Find an example in which: . $\begin{array}{cccc}[1] & P(A \cap B)&>&P(A)\!\cdot\!P(B) \\ \\[-3mm] [2] & P(A \cap B) &<& P(A)\!\cdot\!P(B)\end{array}$

We randomly select a number from: . $\{2,3,4,5\}$

We have: . $\begin{Bmatrix}P(\text{odd}) &=& \frac{2}{4} \\ \\[-3mm]
P(\text{even}) &=& \frac{2}{4} \\ \\[-3mm]
P(\text{prime}) &=& \frac{3}{4} \end{Bmatrix}$

$P(\text{odd}\cap\text{prime}) \:=\:\frac{2}{4} \:=\:\frac{1}{2}$

$P(\text{odd})\!\cdot\!P(\text{prime}) \:=\:\frac{2}{4}\cdot\frac{3}{4} \:=\:\frac{3}{8}$

Therefore: . $[1]\;P(\text{odd}\cap\text{prime}) \;>\;P(\text{odd})\!\cdot\!P(\text{prime})$

$P(\text{even}\cap\text{prime}) \:=\:\frac{1}{4}$

$P(\text{even})\!\cdot\!P(\text{prime}) \:=\:\frac{2}{4}\!\cdot\!\frac{3}{4} \:=\:\frac{3}{8}$

Therefore: . $[2]\;P(\text{even}\cap\text{prime}) \;<\;P(\text{even})\!\cdot\!P(\text{prime})$

4. what i have looked at is if the two events are dijoint, then the intersection is 0 and thus P(AandB)<P(A)*P(B)
But can someone explain to me why two disjoint events are actually NOT independant.Thsi concept has been in the back of my mind since the start of semester, and i havn't really figured it out yet.

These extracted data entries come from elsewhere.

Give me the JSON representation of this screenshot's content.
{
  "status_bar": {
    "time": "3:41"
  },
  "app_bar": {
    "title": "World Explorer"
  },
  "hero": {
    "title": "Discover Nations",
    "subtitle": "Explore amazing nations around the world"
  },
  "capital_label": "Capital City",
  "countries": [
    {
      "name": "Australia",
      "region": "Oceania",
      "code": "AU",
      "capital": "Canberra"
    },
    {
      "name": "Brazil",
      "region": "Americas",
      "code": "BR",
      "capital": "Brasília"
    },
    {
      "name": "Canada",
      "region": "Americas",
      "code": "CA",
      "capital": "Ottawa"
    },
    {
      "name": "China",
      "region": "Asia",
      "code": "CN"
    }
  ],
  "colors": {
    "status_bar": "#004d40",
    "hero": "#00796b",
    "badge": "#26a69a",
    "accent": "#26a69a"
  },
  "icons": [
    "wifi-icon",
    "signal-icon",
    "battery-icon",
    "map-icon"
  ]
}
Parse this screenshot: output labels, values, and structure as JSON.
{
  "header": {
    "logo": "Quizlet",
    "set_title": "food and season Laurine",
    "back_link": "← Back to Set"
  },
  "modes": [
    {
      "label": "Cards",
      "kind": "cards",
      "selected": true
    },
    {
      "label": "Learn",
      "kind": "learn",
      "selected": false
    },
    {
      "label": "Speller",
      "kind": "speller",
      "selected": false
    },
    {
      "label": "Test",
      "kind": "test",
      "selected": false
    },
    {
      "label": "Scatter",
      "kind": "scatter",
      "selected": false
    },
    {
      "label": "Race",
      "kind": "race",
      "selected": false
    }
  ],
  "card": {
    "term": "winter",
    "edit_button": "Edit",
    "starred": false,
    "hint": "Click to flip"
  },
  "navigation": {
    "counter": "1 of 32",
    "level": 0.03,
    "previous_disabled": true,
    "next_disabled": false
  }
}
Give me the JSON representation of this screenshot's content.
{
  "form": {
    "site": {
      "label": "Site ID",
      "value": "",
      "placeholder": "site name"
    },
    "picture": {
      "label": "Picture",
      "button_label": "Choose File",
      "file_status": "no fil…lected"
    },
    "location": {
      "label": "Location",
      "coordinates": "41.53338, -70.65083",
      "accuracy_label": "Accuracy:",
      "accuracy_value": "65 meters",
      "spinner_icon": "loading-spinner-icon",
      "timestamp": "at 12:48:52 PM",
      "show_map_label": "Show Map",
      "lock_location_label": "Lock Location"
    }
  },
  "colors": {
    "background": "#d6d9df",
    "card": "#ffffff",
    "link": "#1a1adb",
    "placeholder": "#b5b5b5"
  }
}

5. Originally Posted by ulysses123
[snip]
But can someone explain to me why two disjoint events are actually NOT independant.Thsi concept has been in the back of my mind since the start of semester, and i havn't really figured it out yet.
Is $\Pr(A \cap B) = \Pr(A) \cdot \Pr(B)$ true when A and B are disjoint?

6. if they are disjoint the P(A and B)=0. Does this mean that the condition for independance can Never be fulfilled for disjoint events?

7. If two sets are disjoint (and they have some positive probability), then they are DEPENDENT.
This does make sense.
Since IF you know A has occured then you know B cannot.
Hence they do have a relationship.